All of these are possibilities not certainties. They require of the left in Aotearoa and around the world to go out and build movements with hundreds of thousands of people. Winning change requires hard work and people who refuse to ignore the suffering of others.

It requires anti-capitalists, trade unions and human rights organisations to co-ordinate anti-sweatshop protests in cities across the world. It was through these types of actions replicated around the world that the powerful global justice or anti-globalisation movement was built.

It requires the efforts of dozens of volunteers and activists committed to building trade unions in workplaces where there is no experience of unions or strike action. But it was these types of campaigns that built the union movement in the first place.

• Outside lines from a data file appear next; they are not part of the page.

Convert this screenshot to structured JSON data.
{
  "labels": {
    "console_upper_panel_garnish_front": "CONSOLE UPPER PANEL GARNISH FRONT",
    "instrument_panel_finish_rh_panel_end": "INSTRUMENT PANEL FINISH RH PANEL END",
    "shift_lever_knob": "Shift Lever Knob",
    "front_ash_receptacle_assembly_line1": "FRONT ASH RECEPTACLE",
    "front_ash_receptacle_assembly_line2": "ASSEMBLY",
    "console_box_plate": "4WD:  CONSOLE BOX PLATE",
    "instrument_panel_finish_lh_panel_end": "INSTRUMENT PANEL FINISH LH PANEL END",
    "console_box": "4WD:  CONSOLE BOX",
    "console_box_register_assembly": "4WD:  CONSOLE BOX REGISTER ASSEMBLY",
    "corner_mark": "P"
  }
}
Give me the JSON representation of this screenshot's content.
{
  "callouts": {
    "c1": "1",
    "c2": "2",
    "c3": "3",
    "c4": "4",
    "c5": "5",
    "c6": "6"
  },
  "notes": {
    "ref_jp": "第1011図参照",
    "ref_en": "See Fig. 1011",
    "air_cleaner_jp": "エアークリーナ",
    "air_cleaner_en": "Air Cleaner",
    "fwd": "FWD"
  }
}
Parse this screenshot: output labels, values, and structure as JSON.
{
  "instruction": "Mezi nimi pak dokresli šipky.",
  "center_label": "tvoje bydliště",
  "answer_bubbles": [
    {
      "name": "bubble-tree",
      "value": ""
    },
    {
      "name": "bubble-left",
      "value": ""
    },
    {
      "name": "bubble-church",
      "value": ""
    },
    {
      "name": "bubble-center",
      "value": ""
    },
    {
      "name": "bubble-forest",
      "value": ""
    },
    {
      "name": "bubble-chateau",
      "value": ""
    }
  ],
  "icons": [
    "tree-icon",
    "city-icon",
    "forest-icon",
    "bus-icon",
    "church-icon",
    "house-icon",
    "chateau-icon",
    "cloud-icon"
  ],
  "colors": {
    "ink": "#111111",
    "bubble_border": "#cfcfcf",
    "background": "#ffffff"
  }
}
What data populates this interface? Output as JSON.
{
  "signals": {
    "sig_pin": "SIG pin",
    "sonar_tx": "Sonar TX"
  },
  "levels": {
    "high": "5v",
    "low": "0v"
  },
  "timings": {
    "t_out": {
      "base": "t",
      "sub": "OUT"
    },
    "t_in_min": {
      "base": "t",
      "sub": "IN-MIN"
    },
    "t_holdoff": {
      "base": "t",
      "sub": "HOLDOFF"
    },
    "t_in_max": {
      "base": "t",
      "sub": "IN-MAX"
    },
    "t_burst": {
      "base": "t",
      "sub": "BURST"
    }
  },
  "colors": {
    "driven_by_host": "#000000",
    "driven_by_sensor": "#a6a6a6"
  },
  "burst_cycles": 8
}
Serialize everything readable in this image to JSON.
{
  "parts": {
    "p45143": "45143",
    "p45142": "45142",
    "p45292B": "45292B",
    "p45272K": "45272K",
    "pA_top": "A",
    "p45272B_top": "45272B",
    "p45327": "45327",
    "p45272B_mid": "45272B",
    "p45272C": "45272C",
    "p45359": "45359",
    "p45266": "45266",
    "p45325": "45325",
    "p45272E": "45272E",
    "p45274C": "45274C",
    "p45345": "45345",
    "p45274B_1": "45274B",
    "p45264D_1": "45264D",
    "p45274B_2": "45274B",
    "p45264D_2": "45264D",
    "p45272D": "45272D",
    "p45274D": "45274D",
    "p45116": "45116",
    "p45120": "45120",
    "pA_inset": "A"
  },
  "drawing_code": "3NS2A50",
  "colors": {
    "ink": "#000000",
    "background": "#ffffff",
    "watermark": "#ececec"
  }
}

When farm workers in England in 1834 were being transported to Australia for daring to demand better pay and conditions.

It requires demonstrations in the street that force governments to act on climate change and a confrontational direct action approach to raising these issues into the public debate. It requires public meetings and petitions. It's a strategy that works. In the 1970s dozens of environmentalists would go and live in trees across Aotearoa to stop the felling of native forests.

It requires protest campaigns that highlight the human rights abuses and the apartheid reality of Israel's occupation of Palestine. It requires stalls on university campuses and petitions and the lobbying of student associations. The same types of protest campaigns organised around the world in the 1980s that targeted apartheid in South Africa.

These opportunities come once in a decade, sometimes once in a lifetime. There is a possibility for an upsurge of union protests, environmental campaigns, anti-war and human rights movements right across Aotearoa and around the planet. These movements if built have the potential to end exploitation, ecological plundering and poverty locally and globally. These movements could put revolutionary socialist alternatives to capitalism and war on the agenda for the whole planet.

However if we miss these opportunities, if these movements are not organised from the smallest of beginnings then we face the certainty of another century of capitalist exploitation and the absolute destruction of our planet.

The Aotearoa is Not for Sale movement involved literally tens of thousands of people protesting against asset sales in cities and towns from Invercargill to Kaitaia. Yet at its core was Socialist Aotearoa, a small organisation of socialists who said we need to start stand up and fighting back. Some people, including Members of Parliament told us it was not possible to get more than a few hundred people marching on Queen Street. But we got nine thousand marching in April 2012, three thousand marching in July 2012 and fifteen hundred in April 2013.

The world is in crisis. People are angry and fed up with the capitalist system. We can all see it is broken. But winning change requires the left to get active, to get angry and to get organised.